4.3- Parce que l’intérêt d’Humira® dans la « spondyloarthrite axiale non radiographique » reste à établir 

L’efficacité du produit Humira® dans la nouvelle indication « spondyloarthrite axiale non radiographique » présentée dans cette campagne a été acceptée par l’Agence Européenne du Médicament. L’Agence américaine du médicament, la Food and Drug Administration (FDA), disposait de données supplémentaires et a mené une analyse plus approfondie. Elle a pour sa part estimé qu’Humira® n’avait pas fait la preuve de son efficacité chez ces personnes [[Federal Drug Agency Arthritis Advisory Committee : ]]. La FDA a ainsi rejeté par 12 voix contre 1 la demande d’autorisation déposée par AbbVie[[Ibid. pages 168 et suivantes]]. Dans ce contexte, la prudence doit être de mise.
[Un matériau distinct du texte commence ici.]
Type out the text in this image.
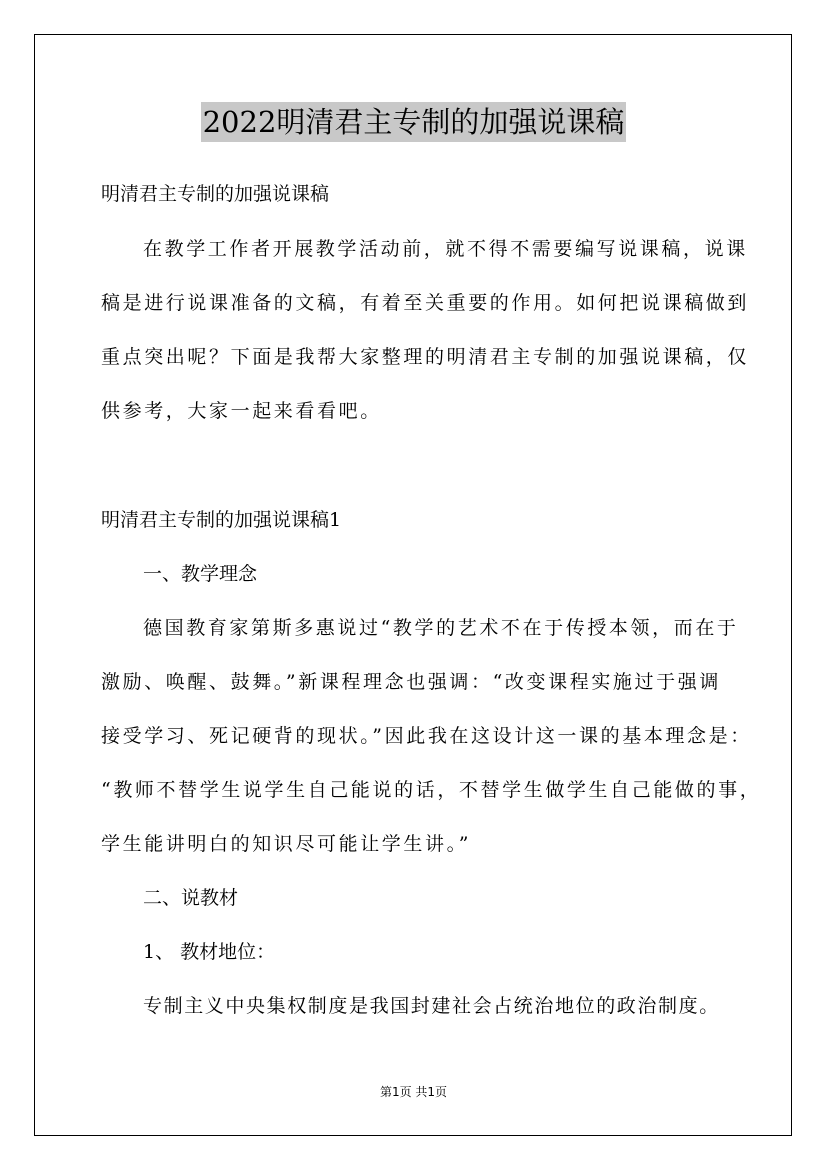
2022明清君主专制的加强说课稿
明清君主专制的加强说课稿
在教学工作者开展教学活动前，就不得不需要编写说课稿，说课
稿是进行说课准备的文稿，有着至关重要的作用。如何把说课稿做到
重点突出呢？下面是我帮大家整理的明清君主专制的加强说课稿，仅
供参考，大家一起来看看吧。
明清君主专制的加强说课稿1
一、教学理念
德国教育家第斯多惠说过“教学的艺术不在于传授本领，而在于
激励、唤醒、鼓舞。”新课程理念也强调：“改变课程实施过于强调
接受学习、死记硬背的现状。”因此我在这设计这一课的基本理念是：
“教师不替学生说学生自己能说的话，不替学生做学生自己能做的事，
学生能讲明白的知识尽可能让学生讲。”
二、说教材
1、 教材地位：
专制主义中央集权制度是我国封建社会占统治地位的政治制度。
第1页 共1页
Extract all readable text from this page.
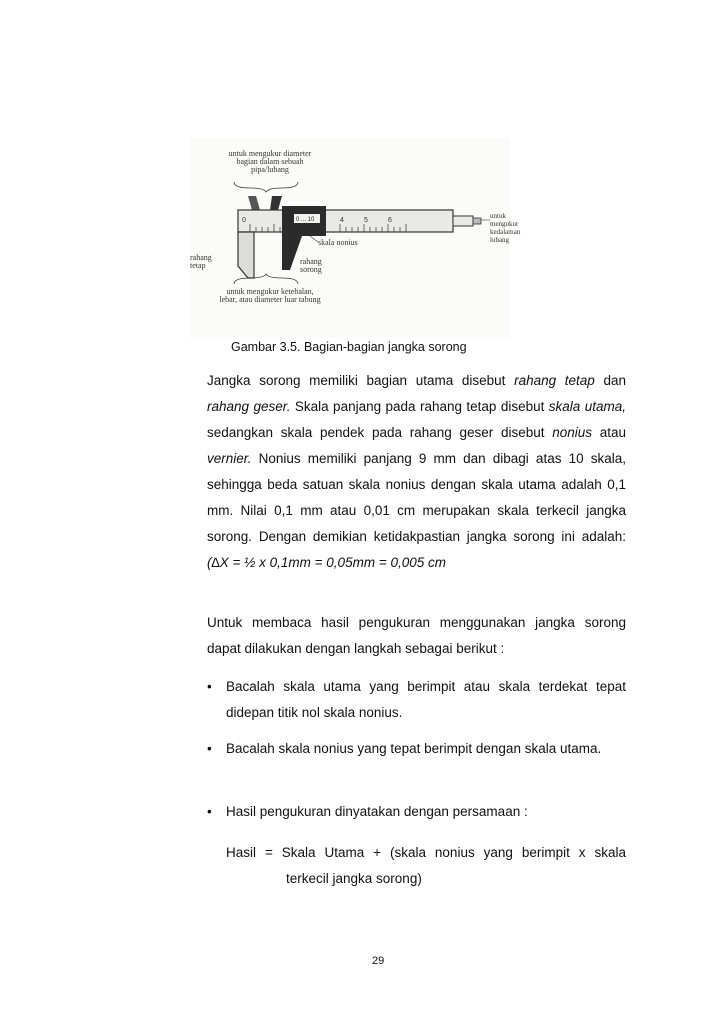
0	4	5	6
0 ... 10
untuk mengukur diameter bagian dalam sebuah pipa/lubang
untuk mengukur kedalaman lubang
skala nonius
rahang tetap	rahang sorong
untuk mengukur ketebalan, lebar, atau diameter luar tabung
Gambar 3.5. Bagian-bagian jangka sorong

Jangka sorong memiliki bagian utama disebut rahang tetap dan rahang geser. Skala panjang pada rahang tetap disebut skala utama, sedangkan skala pendek pada rahang geser disebut nonius atau vernier. Nonius memiliki panjang 9 mm dan dibagi atas 10 skala, sehingga beda satuan skala nonius dengan skala utama adalah 0,1 mm. Nilai 0,1 mm atau 0,01 cm merupakan skala terkecil jangka sorong. Dengan demikian ketidakpastian jangka sorong ini adalah: (∆X = ½ x 0,1mm = 0,05mm = 0,005 cm

Untuk membaca hasil pengukuran menggunakan jangka sorong dapat dilakukan dengan langkah sebagai berikut :

• Bacalah skala utama yang berimpit atau skala terdekat tepat didepan titik nol skala nonius.
• Bacalah skala nonius yang tepat berimpit dengan skala utama.
• Hasil pengukuran dinyatakan dengan persamaan :
Hasil = Skala Utama + (skala nonius yang berimpit x skala
terkecil jangka sorong)
29
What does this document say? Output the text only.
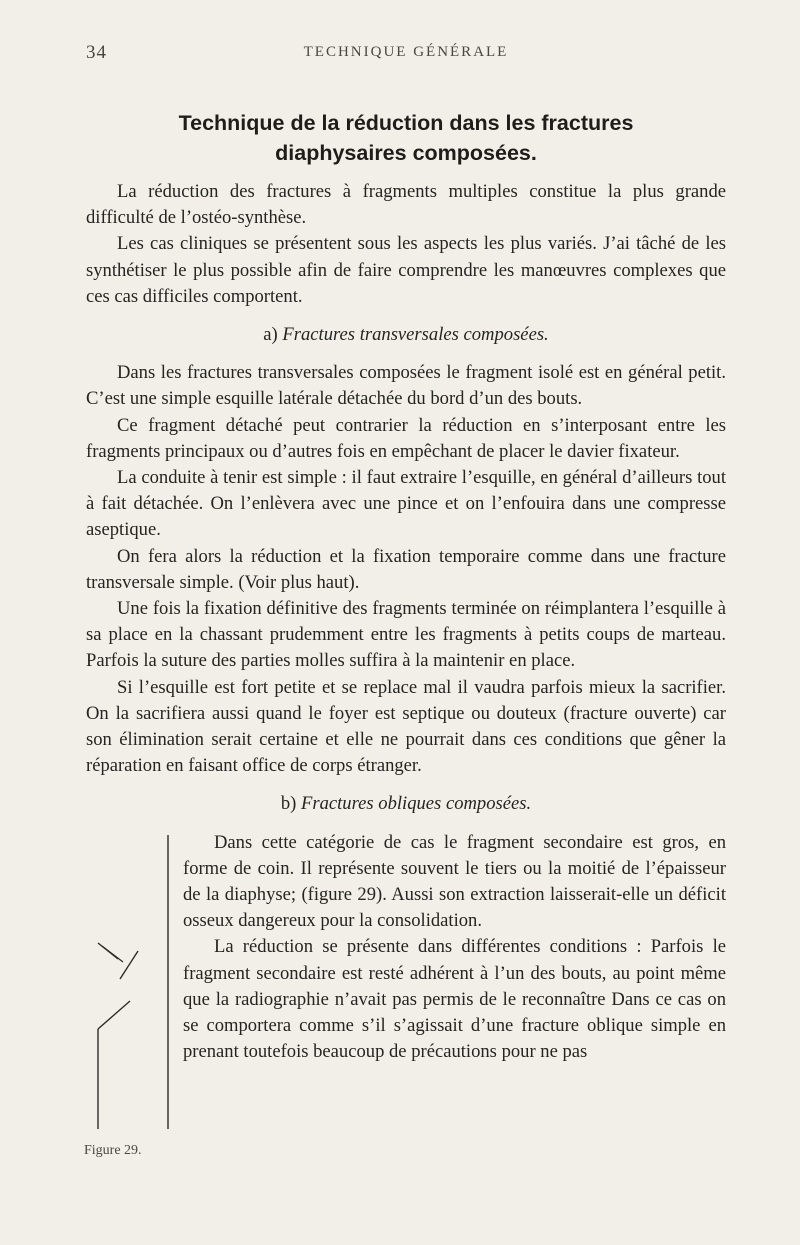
34	TECHNIQUE GÉNÉRALE
Technique de la réduction dans les fractures
diaphysaires composées.

La réduction des fractures à fragments multiples constitue la plus grande difficulté de l’ostéo-synthèse.

Les cas cliniques se présentent sous les aspects les plus variés. J’ai tâché de les synthétiser le plus possible afin de faire comprendre les manœuvres complexes que ces cas difficiles comportent.

a) Fractures transversales composées.

Dans les fractures transversales composées le fragment isolé est en général petit. C’est une simple esquille latérale détachée du bord d’un des bouts.

Ce fragment détaché peut contrarier la réduction en s’interposant entre les fragments principaux ou d’autres fois en empêchant de placer le davier fixateur.

La conduite à tenir est simple : il faut extraire l’esquille, en général d’ailleurs tout à fait détachée. On l’enlèvera avec une pince et on l’enfouira dans une compresse aseptique.

On fera alors la réduction et la fixation temporaire comme dans une fracture transversale simple. (Voir plus haut).

Une fois la fixation définitive des fragments terminée on réimplantera l’esquille à sa place en la chassant prudemment entre les fragments à petits coups de marteau. Parfois la suture des parties molles suffira à la maintenir en place.

Si l’esquille est fort petite et se replace mal il vaudra parfois mieux la sacrifier. On la sacrifiera aussi quand le foyer est septique ou douteux (fracture ouverte) car son élimination serait certaine et elle ne pourrait dans ces conditions que gêner la réparation en faisant office de corps étranger.

b) Fractures obliques composées.

Figure 29.

Dans cette catégorie de cas le fragment secondaire est gros, en forme de coin. Il représente souvent le tiers ou la moitié de l’épaisseur de la diaphyse; (figure 29). Aussi son extraction laisserait-elle un déficit osseux dangereux pour la consolidation.

La réduction se présente dans différentes conditions : Parfois le fragment secondaire est resté adhérent à l’un des bouts, au point même que la radiographie n’avait pas permis de le reconnaître Dans ce cas on se comportera comme s’il s’agissait d’une fracture oblique simple en prenant toutefois beaucoup de précautions pour ne pas
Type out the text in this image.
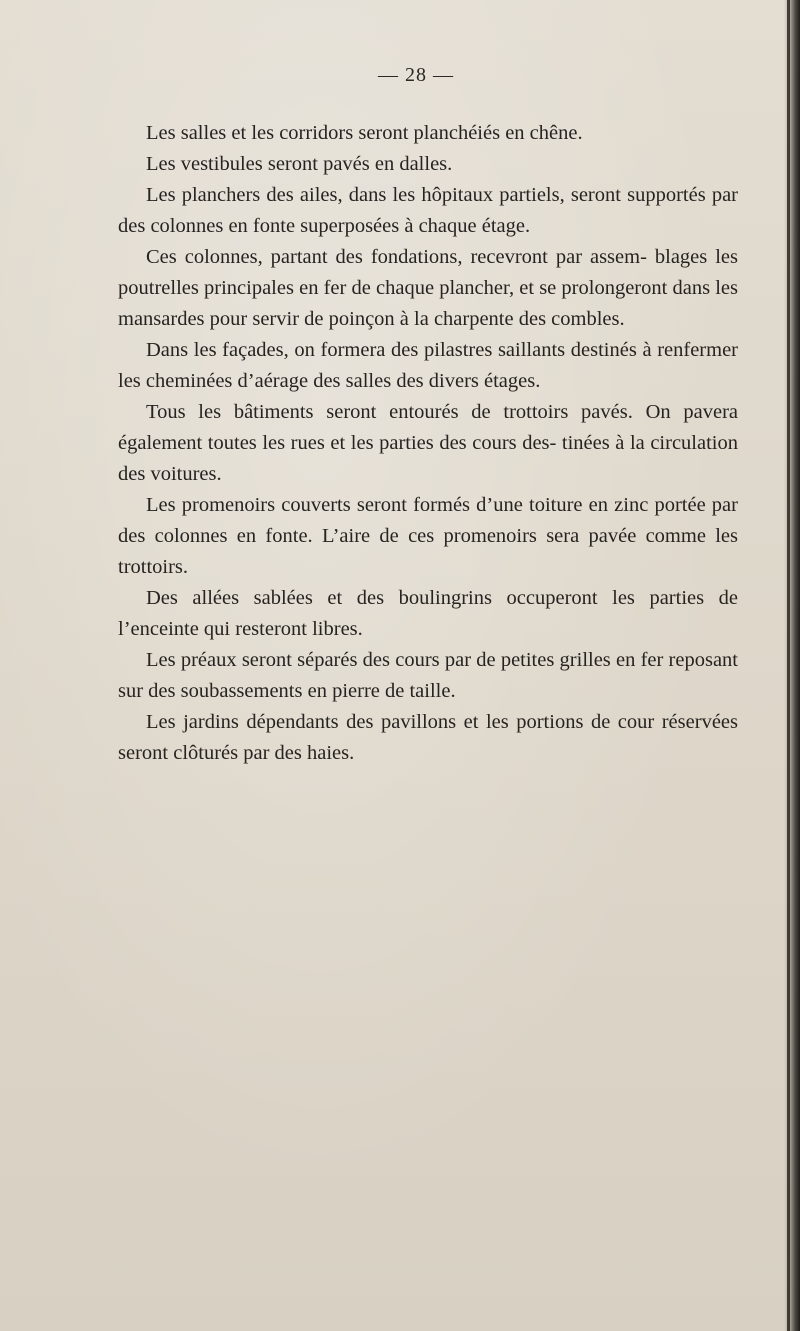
— 28 —

Les salles et les corridors seront planchéiés en chêne.

Les vestibules seront pavés en dalles.

Les planchers des ailes, dans les hôpitaux partiels, seront supportés par des colonnes en fonte superposées à chaque étage.

Ces colonnes, partant des fondations, recevront par assem- blages les poutrelles principales en fer de chaque plancher, et se prolongeront dans les mansardes pour servir de poinçon à la charpente des combles.

Dans les façades, on formera des pilastres saillants destinés à renfermer les cheminées d’aérage des salles des divers étages.

Tous les bâtiments seront entourés de trottoirs pavés. On pavera également toutes les rues et les parties des cours des- tinées à la circulation des voitures.

Les promenoirs couverts seront formés d’une toiture en zinc portée par des colonnes en fonte. L’aire de ces promenoirs sera pavée comme les trottoirs.

Des allées sablées et des boulingrins occuperont les parties de l’enceinte qui resteront libres.

Les préaux seront séparés des cours par de petites grilles en fer reposant sur des soubassements en pierre de taille.

Les jardins dépendants des pavillons et les portions de cour réservées seront clôturés par des haies.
Le discours exagérément alarmiste sur la maladie et ses traitements de référence doit être relativisé, tout comme le discours exagérément favorable aux biothérapies. Un diagnostic et une prescription ne doivent pas être influencés par le marketing.

5 – Comment éviter de se faire manipuler ?

5.1- Bien identifier l’annonceur 

S’il a un intérêt financier, toujours garder en tête le but publicitaire de sa démarche.

5.2- Préférer des sources d’information fiables, indépendantes des firmes de santé, et ne vivant pas de publicité

Quelques sites intéressants :

  • Sur un médicament en particulier:
    • Le ministère de la Santé a mis en place un site qui rassemble les notices des médicaments : http://www.sante.gouv.fr/medicaments,1969.html
    • La Haute Autorité de Santé (HAS)  évalue le progrès thérapeutique apporté par les médicaments à travers une Amélioration du Service Médical Rendu (ASMR) classée en 5 niveaux, de I=progrès majeur à V=aucun progrès.
  • Sur le financement des associations de patients par les entreprises de santé :
    • La loi fait obligation aux firmes de déclarer leurs dons aux associations de patients, publiés sur le site de la Haute Autorité de Santé (HAS) jusqu’en 2014, et depuis 2012 également sur le site Transparence SantéAttention, la publication par la HAS ne liste pas tous les liens : certaines associations n’y figurent pas (ex : AFLAR qui n’est pas reconnue comme une association de patients), et les montants versés dans le cadre de contrats ne sont affichés dans aucune des deux publications.
    • Le site des associations elles-mêmes peut faire état des « sponsors » industriels.
  • Sur les avantages et contrats que les entreprises de santé octroient aux médecins et autres professionnels de santé Le site Transparence Santé  liste les avantages et contrats octroyés par les firmes de santé aux professionnels de santé, ainsi qu’à leurs associations (sociétés savantes).

 

5.3- Faire valoir ses droits de citoyen 

Tout professionnel de santé s’exprimant en public doit déclarer ses liens d’intérêts. Chaque citoyen peut saisir le Conseil de l’Ordre lorsque la loi n’est pas respectée.